Termin: 13.10.2017 – []
Wernisaż: 13.10.2017, godz. 18.00
Miejsce: Teatr Muzyczny Capitol, ul. Piłsudskiego 67, Wrocław
Kurator: Michał Bieniek
Projekt graficzny: []
Fot. []
TEKST TORZYSZĄCY WYSTAWIE:
Przypominający sztandar obraz autorstwa Moniki Koniecznej, inspirowany „Makbetem” Szekspira i namalowany w związku z premierą spektaklu Teatru Capitol we Wrocławiu pod tym samym tytułem, przedstawia odwrócone, pozbawione głowy ciało mężczyzny. Odcięta głowa – odwołanie do dekapitacji protagonisty w finale szekspirowskiego dramatu – znajduje się u dołu kompozycji. W jej otwartym dla widza wnętrzu uderza szaleństwo barw i faktur, z którego wyrasta figura niemożliwa (czy aby na pewno?): labirynt, forma otwarta i zamknięta jednocześnie, symbolizująca niekończące się wyizolowanie i osamotnienie. To figura obłędu.
Dłonie bezgłowego ciała dzierżą miecz (symbol falliczny, reprezentujący działanie i przemoc) oraz gałązkę rośliny zwanej „atropa belladonna” albo „wilcza jagoda”. To ziele paradoksalne, o właściwościach leczniczych i zabójczych jednocześnie. O ile niewielkie ilości wyciągu z liści wilczej jagody zmniejszają napięcie mięśni, leczą astmę i inne dolegliwości, o tyle większe stężenie substancji zawartych w roślinie, szczególnie tych znajdujących się w owocach i korzeniach, prowadzi do porażenia mózgowia, halucynacji, napadów szału, utraty przytomności i wreszcie zgonu. W ujęciu Koniecznej wilcza jagoda reprezentuje Lady Makbet.

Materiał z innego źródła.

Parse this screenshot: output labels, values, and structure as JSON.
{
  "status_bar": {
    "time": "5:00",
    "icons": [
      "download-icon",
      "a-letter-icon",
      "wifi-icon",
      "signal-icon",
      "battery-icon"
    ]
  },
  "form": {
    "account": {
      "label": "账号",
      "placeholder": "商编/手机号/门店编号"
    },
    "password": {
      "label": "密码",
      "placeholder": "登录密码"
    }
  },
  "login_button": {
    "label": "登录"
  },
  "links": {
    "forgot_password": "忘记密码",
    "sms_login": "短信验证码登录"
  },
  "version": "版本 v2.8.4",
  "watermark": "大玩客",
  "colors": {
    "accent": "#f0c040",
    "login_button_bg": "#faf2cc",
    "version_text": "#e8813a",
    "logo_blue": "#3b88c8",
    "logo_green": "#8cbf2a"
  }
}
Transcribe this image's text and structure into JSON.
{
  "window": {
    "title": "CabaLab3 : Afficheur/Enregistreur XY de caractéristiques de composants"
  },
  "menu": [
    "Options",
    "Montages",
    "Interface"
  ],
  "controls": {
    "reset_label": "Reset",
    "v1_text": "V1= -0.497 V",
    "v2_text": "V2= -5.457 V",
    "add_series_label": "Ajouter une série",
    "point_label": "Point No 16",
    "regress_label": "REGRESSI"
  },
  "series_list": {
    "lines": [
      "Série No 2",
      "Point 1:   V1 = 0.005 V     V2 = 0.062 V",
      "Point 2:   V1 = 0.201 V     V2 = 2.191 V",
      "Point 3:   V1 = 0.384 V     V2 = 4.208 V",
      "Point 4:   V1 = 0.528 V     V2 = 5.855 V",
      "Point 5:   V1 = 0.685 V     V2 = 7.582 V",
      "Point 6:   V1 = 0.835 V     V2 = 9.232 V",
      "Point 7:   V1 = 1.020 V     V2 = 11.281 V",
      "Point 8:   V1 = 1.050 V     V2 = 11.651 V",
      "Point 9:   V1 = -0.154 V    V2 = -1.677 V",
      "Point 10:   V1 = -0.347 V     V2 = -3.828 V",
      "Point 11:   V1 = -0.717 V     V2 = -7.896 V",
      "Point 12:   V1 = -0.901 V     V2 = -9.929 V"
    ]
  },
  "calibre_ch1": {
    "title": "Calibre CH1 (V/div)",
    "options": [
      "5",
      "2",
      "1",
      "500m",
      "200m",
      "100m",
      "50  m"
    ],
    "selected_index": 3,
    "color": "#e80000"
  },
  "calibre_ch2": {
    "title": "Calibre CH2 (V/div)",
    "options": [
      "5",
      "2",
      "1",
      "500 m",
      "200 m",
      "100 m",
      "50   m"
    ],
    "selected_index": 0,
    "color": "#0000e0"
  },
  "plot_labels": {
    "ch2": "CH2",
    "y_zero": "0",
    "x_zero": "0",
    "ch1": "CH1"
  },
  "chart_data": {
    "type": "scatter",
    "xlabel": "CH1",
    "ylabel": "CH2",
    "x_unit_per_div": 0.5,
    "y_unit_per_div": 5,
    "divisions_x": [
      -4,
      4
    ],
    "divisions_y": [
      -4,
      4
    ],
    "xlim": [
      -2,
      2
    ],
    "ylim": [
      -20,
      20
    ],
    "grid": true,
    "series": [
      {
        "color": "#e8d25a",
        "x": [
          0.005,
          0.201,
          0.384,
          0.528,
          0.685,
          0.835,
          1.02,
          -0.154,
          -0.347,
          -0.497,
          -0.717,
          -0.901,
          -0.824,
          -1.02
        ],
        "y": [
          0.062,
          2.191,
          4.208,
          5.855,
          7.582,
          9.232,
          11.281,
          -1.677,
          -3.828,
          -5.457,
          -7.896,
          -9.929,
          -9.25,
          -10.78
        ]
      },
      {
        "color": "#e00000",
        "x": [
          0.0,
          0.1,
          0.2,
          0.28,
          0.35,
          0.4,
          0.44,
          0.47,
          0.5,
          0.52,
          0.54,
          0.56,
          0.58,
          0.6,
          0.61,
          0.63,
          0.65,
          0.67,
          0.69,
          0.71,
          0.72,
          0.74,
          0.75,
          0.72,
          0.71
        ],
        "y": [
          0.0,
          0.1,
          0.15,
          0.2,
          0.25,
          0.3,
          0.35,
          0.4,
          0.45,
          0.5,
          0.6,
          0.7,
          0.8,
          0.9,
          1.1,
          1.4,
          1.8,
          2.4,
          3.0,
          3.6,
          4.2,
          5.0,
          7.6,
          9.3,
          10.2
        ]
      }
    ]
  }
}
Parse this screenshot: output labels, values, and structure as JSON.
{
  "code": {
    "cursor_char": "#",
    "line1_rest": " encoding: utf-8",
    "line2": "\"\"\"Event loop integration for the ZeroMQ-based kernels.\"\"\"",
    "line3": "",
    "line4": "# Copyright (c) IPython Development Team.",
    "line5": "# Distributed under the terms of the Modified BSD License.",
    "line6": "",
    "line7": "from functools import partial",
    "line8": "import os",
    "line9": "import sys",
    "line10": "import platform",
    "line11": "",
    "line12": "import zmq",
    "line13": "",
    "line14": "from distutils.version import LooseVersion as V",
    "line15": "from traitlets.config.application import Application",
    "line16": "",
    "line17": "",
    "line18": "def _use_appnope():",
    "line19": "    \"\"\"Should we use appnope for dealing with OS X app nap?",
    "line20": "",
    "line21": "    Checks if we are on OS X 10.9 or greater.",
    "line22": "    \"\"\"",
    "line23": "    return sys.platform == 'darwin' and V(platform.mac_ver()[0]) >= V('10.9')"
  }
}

W pierwszym akcie „Makbeta” tytułowy bohater nazwany zostaje „Bellony szczęsnym oblubieńcem”. Kult Bellony, rzymskiej bogini wojny był okrutny – jej kapłani m.in. pili krew zwierząt ofiarnych i pokrywali nią swoje ciała. Nazywali się bellonari lub fanatici – fanatycy śmierci i zniszczenia, można by rzec.
Dla autorki współbrzmienie słów „belladonna” i „Bellona” nie jest kwestią przypadku. Lady Makbet jest wszak inspiratorką i opiekunką zbrodniczych aktów popełnianych w imię osiągania i sprawowania władzy. W tym sensie staje się jednością z pożądliwym starożytnym bóstwem, a jej małżonek – fanatykiem. Jednak w tej opowieści nawet bóstwo nie jest w stanie podążyć za szaleństwem swego wyznawcy. Trucicielka zabija samą siebie, ale to nie wystarczy, by odwrócić działanie trucizny, która pogrąża świat w chaosie.
Jeszcze jedno współbrzmienie nie jest tu niezamierzone: „atropa” przywodzi na myśl Atropos, a więc najstarszą z Mojr, greckich bogiń losu, tę, która – jak trucizna albo morderczyni – wyznaczała kres ludzkiego życia. Jej imię w języku łacińskim znaczy „nieodwracalna” i zamyka się w nim cały sens i tragedia ludzkiej doli, waga każdego postępku i decyzji.
Sztandar (lub anty-sztandar) autorstwa Koniecznej opada z zawieszonej na dziedzińcu Capitolu gałęzi powalonego przez orkan drzewa. Ta gałąź-kikut koresponduje z cytatem z „Okropieństw wojny” Goyi, wyobrażającym połamane konary drzew i obcięte ludzkie kończyny. Zestawienie to można czytać jako współczesny komentarz polityczny, ale także bardziej uniwersalnie: przeskalowana grafika Goyi stanowi rodzaj bramy, przez którą musi przejść widz, by w bezpiecznym polu sztuki skonfrontować się – jak chciał tego dla czytelników „Makbeta” Szekspir – z obłędem, z trucizną władzy i wojny, z tym co w człowieku najgorsze i co, niestety, stanowi nieodłączny element jego natury.